Si la baisse du nombre d'exemplaires vendus est expliqué par l'absence d'album d'Astérix cette année, elle ne doit donc pas occulter le dynamisme du marché de la BD, toujours porté par le manga. 48 millions de BD venus du Japon se sont écoulées dans l'année. Plus d'une BD sur deux vendue en France est un manga. Le shōnen (le genre aventure plutôt tourné vers le jeune public masculin) domine outrageusement avec 36,5 M d'exemplaires écoulés, représentés par les séries One Piece, Naruto ou Spy X Family. Le shōjo (genre romantique plutôt destiné vers le public féminin) est cependant en nette progression avec 15% de ventes en plus que l'année dernière.

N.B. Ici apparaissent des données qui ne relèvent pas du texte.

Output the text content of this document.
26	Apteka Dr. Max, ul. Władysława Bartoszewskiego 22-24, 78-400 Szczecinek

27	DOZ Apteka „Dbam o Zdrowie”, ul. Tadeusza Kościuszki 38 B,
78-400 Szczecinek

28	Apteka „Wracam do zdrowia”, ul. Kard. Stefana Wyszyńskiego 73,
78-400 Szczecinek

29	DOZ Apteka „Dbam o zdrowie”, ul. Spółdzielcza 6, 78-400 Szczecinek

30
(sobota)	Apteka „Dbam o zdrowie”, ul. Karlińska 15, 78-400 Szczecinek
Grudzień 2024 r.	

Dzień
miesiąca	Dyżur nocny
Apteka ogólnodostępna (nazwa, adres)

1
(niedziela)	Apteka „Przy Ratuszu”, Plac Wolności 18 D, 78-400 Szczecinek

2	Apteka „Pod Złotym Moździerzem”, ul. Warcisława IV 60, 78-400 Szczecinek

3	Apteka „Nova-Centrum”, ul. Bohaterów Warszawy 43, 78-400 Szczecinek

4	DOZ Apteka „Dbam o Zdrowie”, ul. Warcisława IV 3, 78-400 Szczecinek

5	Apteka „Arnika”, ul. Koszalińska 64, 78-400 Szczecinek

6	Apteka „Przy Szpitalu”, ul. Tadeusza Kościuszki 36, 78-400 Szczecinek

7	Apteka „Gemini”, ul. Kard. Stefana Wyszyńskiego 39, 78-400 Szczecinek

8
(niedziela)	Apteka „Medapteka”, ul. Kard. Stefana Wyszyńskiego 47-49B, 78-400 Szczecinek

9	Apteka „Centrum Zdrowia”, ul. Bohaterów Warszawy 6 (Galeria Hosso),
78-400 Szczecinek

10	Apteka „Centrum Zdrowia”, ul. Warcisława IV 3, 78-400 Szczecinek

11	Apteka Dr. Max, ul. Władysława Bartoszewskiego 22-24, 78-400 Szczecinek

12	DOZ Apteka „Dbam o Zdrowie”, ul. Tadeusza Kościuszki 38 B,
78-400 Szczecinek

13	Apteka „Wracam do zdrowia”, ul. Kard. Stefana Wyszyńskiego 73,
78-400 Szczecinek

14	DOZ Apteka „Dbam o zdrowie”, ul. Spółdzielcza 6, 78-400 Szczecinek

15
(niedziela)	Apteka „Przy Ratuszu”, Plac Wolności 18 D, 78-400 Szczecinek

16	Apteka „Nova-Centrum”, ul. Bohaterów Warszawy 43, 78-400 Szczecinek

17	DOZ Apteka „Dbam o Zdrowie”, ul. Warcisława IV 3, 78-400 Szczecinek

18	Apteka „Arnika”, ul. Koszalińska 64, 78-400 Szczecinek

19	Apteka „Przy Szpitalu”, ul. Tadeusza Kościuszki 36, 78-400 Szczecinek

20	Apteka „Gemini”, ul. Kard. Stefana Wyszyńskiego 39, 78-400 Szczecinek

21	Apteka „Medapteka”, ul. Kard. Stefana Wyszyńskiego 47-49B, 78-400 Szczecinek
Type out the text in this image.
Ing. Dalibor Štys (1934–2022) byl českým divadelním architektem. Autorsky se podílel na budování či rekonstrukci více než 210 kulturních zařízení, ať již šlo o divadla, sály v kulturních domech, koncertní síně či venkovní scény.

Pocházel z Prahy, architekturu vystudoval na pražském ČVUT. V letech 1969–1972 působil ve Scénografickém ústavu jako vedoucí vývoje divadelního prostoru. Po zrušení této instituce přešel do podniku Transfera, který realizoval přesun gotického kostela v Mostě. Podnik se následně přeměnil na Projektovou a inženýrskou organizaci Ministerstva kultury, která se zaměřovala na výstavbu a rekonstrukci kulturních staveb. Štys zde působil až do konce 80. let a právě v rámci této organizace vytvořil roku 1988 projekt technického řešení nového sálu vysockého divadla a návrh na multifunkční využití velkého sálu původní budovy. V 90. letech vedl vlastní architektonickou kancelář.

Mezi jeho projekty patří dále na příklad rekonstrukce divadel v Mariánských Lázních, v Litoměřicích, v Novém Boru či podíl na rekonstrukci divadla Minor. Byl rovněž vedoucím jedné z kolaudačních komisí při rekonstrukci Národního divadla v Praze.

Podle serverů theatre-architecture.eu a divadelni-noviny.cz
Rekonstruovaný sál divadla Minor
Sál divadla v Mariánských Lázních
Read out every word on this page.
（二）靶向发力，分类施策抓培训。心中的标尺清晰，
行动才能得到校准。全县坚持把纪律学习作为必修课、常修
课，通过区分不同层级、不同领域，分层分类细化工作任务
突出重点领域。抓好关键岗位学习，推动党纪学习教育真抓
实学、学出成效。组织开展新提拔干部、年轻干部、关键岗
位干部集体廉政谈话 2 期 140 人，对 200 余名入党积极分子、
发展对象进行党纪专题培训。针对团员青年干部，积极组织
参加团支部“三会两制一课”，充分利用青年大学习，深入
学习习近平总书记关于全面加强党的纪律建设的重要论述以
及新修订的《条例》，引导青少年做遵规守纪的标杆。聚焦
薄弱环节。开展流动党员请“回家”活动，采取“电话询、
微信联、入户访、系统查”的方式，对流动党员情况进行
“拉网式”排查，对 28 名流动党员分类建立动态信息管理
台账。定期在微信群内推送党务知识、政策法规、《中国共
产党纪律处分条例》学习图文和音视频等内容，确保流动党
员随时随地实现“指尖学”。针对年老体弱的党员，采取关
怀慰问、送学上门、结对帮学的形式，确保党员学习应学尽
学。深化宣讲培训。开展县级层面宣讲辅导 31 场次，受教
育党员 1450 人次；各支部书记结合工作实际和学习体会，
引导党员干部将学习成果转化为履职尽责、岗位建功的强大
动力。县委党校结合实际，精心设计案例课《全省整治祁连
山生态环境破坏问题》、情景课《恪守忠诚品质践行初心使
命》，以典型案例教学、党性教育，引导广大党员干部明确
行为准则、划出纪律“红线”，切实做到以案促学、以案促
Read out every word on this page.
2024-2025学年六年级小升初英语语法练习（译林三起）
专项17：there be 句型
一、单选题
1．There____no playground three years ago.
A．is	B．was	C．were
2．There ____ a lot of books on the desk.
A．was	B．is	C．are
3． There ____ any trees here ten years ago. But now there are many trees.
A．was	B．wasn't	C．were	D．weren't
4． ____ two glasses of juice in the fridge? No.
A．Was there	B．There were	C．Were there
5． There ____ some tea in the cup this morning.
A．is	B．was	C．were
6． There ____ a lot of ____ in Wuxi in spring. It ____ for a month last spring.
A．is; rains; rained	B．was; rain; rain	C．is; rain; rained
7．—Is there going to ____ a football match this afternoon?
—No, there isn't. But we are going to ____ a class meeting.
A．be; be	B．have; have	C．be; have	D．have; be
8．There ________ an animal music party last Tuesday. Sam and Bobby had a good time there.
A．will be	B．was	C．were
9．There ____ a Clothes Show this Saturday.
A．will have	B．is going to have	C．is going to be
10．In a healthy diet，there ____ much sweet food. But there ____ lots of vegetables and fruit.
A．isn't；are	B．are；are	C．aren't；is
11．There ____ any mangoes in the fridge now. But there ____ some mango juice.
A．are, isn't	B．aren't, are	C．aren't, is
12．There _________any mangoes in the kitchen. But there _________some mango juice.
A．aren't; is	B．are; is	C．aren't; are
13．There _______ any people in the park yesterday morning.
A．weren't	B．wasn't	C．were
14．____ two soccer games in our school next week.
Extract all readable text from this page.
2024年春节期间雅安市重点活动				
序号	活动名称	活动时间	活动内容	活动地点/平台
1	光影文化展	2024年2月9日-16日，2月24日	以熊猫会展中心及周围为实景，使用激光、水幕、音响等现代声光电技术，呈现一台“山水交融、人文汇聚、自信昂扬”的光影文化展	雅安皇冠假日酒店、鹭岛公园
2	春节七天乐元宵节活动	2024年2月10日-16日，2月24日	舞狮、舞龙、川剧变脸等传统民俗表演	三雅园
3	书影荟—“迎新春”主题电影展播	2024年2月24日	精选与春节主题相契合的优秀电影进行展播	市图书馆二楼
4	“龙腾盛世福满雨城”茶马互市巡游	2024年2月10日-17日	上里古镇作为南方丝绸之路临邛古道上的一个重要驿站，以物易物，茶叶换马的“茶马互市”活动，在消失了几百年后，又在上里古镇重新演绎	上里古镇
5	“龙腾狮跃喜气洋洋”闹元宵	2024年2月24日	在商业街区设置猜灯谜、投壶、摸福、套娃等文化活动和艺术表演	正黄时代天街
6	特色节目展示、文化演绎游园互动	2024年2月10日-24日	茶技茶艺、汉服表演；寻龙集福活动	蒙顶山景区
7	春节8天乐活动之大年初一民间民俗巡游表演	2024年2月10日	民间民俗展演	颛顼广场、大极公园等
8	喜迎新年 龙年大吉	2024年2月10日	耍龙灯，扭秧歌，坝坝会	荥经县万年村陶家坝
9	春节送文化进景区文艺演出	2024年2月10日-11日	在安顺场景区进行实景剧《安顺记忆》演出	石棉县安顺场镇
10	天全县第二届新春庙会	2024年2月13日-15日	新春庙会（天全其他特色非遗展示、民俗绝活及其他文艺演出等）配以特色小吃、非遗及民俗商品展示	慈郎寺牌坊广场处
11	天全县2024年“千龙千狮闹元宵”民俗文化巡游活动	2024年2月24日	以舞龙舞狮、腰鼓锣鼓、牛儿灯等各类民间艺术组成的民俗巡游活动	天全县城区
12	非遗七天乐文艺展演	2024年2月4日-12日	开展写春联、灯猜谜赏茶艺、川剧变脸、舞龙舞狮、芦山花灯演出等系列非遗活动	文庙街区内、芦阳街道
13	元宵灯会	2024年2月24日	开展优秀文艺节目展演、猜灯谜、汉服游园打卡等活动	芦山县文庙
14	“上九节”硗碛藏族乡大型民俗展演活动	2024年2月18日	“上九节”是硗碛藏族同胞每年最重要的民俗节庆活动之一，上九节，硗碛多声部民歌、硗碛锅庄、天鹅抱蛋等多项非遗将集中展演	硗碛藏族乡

Si le manga représente 57% du marché de la BD, c'est sur la BD franco-belge qu'il grignote. Celle-ci représente tout de même 39 % de parts de marché et a su mettre de dignes représentants en haut des tableaux de ventes comme, on l'a dit, Le Monde sans fin, mais aussi L'Arabe du futur de Riad Sattouf et Mortelle Adèle dans la ligne jeunesse.

Les comic books: vers un marché tiraillé ?

Vaille que vaille, les comic books, eux, ne représentent toujours que 4% de tout ce marché. Une stabilité au pire inquiétante par son immobilisme, au mieux rassurante par sa constance, mais qui place toujours le genre dans une niche confidentielle. L'écart entre l'ommniprésence médiatique des super-héros et son impact sur les ventes de comics est une nouvelle fois remarquable.

Pourtant, si le nombre d'exemplaires vendus reste stable à 3,7 M, le chiffre d'affaire du secteur comic gagne 2% pour atteindre 50 millions d'euros. Un score dû, sans surprise, aux augmentation de tarifs qui se sont succédé tout au long de l'année 2022, mais aussi au poids de plus en plus important des opérations à petits prix.

Avec la hausse des matières premières, les prix ont flambés, autant pour le secteur des comic books que pour celui de la BD en général, avec pourtant une petite curiosité. Si les mangas ont pris 4% et la BD Franco-belge entre 3% et 6%, la valorisation des comic books n'est pas du tout uniforme. Ainsi les comics hors super-héros ont carrément pris 8% dans la vue tandis que les comic books super-héroïques ont vu leur prix global chuté de 1%.

C'est que, comme on l'a dit, le poids des opérations à petits prix est devenu énorme dans la petite niche de la BD anglo-saxonne. En 2022, il représente 38% des vente de comics en France. Sa masse fait baisser de facto le prix moyen du comic books alors que, par ailleurs, les éditions normales voient leurs prix augmenter et leur part sur le marché diminuer. Paradoxe: alors que les éditions les moins chères sont plébiscitées, celles à l'autre bout du spectre tarifaire gagnent également en acheteurs.  Les éditions collectors ou luxueuses représentent certes seulement 5% du marché comics, mais ce sont environ 200 000 exemplaires que se écoulés à des prix tournants autour de 30 € et plus. Un volume qui s'est vu multiplier par 3,5 en moins de 10 ans.

Le marché comics semble donc, petit à petit, devenir un marché à plusieurs vitesses, tiraillé entre son ADN de BD populaire à bas prix et la tentation de l'embourgeoisement et de la respectabilité des éditions luxueuses et patrimoniales. Entre les deux, un no man's land où le super-héros surnage et où les indépendants peinent à trouver leur place.